10 Junho 2018      10:29

Está aqui

O demónio martirizado de Vercors

Ler numa mesma semana a fabulosa novela de Vercors (pseudónimo de Jean Bruller), Le Silence de la Mer, e um elevado número de excertos desse amontoado de páginas de pseudo-saber que é Atlas Shrugged, qualquer coisa como O Atlas Que Encolheu os Ombros e Foi à Vidinha Dele, de Ayn Rand, é experiência que pode influenciar de forma brutal o precioso mecanismo das conexões cerebrais e causar danos permanentes.

Ainda assim, é possível escapar, começando sempre pelo melhor, e esquecendo o que é de esquecer...

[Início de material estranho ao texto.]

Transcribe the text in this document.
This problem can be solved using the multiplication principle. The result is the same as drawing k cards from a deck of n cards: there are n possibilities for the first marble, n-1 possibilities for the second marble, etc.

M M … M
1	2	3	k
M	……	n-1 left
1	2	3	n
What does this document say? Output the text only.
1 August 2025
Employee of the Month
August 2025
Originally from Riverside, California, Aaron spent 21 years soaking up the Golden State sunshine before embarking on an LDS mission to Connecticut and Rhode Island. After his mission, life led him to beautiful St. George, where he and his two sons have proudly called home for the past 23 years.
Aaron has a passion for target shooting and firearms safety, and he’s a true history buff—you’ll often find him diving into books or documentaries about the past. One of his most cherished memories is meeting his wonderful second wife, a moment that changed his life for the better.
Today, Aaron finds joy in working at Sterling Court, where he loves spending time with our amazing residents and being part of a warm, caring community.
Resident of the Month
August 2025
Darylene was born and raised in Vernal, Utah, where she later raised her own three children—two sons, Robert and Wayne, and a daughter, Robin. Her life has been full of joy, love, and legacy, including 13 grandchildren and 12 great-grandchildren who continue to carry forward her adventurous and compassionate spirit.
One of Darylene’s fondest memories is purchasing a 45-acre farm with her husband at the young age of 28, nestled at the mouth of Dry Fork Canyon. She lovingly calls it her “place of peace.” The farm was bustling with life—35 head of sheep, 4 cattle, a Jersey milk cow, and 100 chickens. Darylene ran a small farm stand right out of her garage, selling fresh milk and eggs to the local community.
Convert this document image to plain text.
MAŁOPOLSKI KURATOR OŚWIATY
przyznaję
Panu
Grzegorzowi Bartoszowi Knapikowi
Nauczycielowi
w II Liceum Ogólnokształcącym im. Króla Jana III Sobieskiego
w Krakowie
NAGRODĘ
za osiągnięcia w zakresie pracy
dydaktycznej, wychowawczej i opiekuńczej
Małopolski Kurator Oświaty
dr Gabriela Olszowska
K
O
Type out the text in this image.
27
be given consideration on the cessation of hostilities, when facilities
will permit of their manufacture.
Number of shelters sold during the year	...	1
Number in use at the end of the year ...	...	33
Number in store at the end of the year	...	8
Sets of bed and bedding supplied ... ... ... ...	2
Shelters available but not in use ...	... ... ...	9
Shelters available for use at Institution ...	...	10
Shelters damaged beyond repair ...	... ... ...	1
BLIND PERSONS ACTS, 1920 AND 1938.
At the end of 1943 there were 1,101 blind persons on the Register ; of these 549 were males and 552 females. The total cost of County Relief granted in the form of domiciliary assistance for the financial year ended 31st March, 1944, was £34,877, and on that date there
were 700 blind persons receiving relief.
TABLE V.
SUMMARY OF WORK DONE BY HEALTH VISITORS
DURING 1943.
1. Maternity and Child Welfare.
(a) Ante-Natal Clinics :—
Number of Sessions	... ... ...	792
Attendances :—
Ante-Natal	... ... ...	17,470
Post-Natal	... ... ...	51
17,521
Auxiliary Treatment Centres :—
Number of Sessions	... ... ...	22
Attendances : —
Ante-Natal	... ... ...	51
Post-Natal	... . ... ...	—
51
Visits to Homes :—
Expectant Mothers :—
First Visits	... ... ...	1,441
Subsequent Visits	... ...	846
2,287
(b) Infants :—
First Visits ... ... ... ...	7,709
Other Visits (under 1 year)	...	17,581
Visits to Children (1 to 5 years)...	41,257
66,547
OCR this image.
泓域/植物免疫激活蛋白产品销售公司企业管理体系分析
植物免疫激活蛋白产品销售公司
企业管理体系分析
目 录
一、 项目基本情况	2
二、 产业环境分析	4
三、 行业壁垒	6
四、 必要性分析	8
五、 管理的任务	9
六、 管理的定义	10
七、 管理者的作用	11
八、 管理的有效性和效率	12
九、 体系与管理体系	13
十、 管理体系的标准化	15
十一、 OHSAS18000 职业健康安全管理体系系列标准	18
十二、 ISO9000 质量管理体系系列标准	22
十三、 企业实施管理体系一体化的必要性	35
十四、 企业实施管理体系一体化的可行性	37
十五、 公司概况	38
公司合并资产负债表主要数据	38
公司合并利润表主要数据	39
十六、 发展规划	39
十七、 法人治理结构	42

O silêncio do mar, que título notável; silêncio envolto em beleza potencialmente predadora que nos escapa por entre os dedos. Azuis-claros e menos claros, e o Sol lá em cima, laivos de laranjas/amarelos que atravessam o cone de silêncio (luz trespassa um prisma) e explodem suavemente em todas as direcções. O tubarão espreita mas o silêncio prevalece. O silêncio do mar – Silêncio-matriz: a resposta de uma família (tio e sobrinha) ao oficial alemão com quem foram forçados a partilhar a sua habitação, na França ocupada pelos nazis, e a quem decidem nunca dirigir qualquer palavra. Só que o oficial em causa, de nome Werner von Ebrennac, é tudo menos enquadrável numa matriz, homem de fortes convicções e com uma sincera paixão pela cultura francesa. Todas as noites, através de longos e solitários monólogos, von Ebrennac expressa a paixão que o assola, invocando os escritores franceses e os seus ideais, expondo
as diferenças entre os dois povos (reduzindo ao mínimo: rudeza e impulsividade alemãs versus erudição e grandiloquência francesas), povos, no entanto, destinados à complementaridade – ao reencontro, quais irmãos outrora desavindos. Escrito em 1942, publicado na clandestinidade e logo tornado símbolo da resistência, é um livro que nos desarma pela forma como ousa colocar o seu centro no olhar do outro (neste caso um elemento do exército invasor), o outro que nos espreita, que tem uma razão para o seu olhar, que não é maquinal, … que não é imune à perda – é um soldado que não pode ganhar a guerra que escolheu combater – e a aceita até ao limite das consequências.  

Passar por esta obra e não ser assolado por uma profunda comoção só é possível para quem já aceitou viver no absoluto vazio (i.e., a existir sem noção de existência).

-
Sobrevivemos; mais, percebemos a diferença, indelével, inabalável. Os que em nada acreditam passaram a poder acreditar em qualquer coisa, pois agora pelo menos já sabem no que não devem acreditar.